I know this thread is about joining two kits but I though that I would throw this in. I wonder if it is necessary to stretch the kit at all to replicate a bireme.
The kit states that it is a bireme even though they only supply one set of oars. Two rowers can occupy the same bench so logically if we found another set of oars we could mount them and call it a bireme. I have purchased a few boxes of the Orion Roman rowers to populate the kits and it apperas to work.
In doing some very quick research I am not finding too much on actual measurements of Roman galleys. Bjorn Landstrom also states many things about Roman galleys but again with no fine measurements.

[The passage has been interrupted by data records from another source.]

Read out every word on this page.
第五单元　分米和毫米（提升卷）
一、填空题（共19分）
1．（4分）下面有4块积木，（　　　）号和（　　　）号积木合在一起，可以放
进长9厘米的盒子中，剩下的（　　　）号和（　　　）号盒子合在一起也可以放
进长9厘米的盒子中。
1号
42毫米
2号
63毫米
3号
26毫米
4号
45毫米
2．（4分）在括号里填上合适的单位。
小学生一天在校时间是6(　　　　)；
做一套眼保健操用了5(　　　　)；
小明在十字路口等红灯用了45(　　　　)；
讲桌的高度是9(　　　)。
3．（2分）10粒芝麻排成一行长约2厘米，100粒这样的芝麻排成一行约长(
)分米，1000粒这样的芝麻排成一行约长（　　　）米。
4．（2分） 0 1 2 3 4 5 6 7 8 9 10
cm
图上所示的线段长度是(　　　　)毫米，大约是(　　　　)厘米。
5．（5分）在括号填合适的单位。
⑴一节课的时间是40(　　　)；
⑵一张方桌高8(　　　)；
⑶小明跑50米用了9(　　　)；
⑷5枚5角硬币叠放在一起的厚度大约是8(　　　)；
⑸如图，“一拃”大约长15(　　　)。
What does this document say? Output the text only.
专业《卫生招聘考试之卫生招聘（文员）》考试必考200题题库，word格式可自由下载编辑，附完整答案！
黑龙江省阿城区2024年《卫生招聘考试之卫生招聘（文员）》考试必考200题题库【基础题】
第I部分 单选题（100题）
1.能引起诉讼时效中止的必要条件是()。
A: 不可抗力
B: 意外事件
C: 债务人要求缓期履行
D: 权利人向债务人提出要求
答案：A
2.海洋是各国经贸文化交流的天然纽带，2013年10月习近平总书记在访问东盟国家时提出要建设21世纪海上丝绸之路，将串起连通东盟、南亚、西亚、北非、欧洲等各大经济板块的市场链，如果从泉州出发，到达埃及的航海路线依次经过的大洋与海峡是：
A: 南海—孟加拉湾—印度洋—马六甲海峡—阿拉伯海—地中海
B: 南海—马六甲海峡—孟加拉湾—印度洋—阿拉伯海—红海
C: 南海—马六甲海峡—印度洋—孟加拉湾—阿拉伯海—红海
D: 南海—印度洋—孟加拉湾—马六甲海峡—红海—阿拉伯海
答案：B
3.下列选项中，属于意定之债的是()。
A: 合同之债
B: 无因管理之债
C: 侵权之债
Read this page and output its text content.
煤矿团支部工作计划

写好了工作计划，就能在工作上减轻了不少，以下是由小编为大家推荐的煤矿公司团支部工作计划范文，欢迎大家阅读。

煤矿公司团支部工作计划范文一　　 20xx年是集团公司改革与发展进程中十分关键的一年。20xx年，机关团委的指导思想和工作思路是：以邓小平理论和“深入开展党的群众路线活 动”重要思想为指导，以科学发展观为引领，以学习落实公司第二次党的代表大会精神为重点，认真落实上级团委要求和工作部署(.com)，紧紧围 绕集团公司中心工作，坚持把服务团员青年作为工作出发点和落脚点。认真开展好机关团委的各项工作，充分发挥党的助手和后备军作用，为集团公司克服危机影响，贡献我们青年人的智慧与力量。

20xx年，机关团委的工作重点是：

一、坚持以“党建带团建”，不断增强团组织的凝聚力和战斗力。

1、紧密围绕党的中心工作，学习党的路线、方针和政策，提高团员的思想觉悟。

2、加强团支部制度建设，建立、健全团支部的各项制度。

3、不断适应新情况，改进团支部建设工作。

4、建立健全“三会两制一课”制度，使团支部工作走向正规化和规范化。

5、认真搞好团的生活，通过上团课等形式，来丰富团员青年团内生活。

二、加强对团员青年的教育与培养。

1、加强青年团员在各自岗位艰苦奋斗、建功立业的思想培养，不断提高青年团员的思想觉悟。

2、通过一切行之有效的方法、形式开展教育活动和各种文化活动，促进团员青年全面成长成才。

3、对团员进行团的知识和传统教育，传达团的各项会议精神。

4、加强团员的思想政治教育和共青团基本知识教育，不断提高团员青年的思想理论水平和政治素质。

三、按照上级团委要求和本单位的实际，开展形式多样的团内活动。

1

He provides the following about Greek galleys, Greek biremes were 65 feet long, 8 feeet wide and had 56 oars. Later they became up to 80 feet long and 10 feet wide but with only 50 oars. During these eras technology did not change as fast as our last century so I hope that one can make some assumptions that the Roman galleys could be similar.
If that is the case the Academy galley measures from stem to ram almost 14 inches, 1 1/2 wide on deck, pushing it to 3 inches with the outriggers. At 1/72 if you scale out 65 feet it measures 10.83 and 80 feet becomes 13.33. 10 feet becomes 1.66 inches. Pretty darn close to Bjorn's numbers.
If we try to model a trireme all bets are off on measurements. Will really have to hit the books on that. I am unsure if the galleys were as luxurious as portrayed in Ben Hur but definetly more space is required than provided in the Academy kit. So even with two or three kits to make a longer trieme, I see a great difficulty in providing the room for a third oar per side and of course our good friends, Mr. Oversearer with his sidekick the Mr. Tom Tom player. Not to forget the ski instructor on weekends.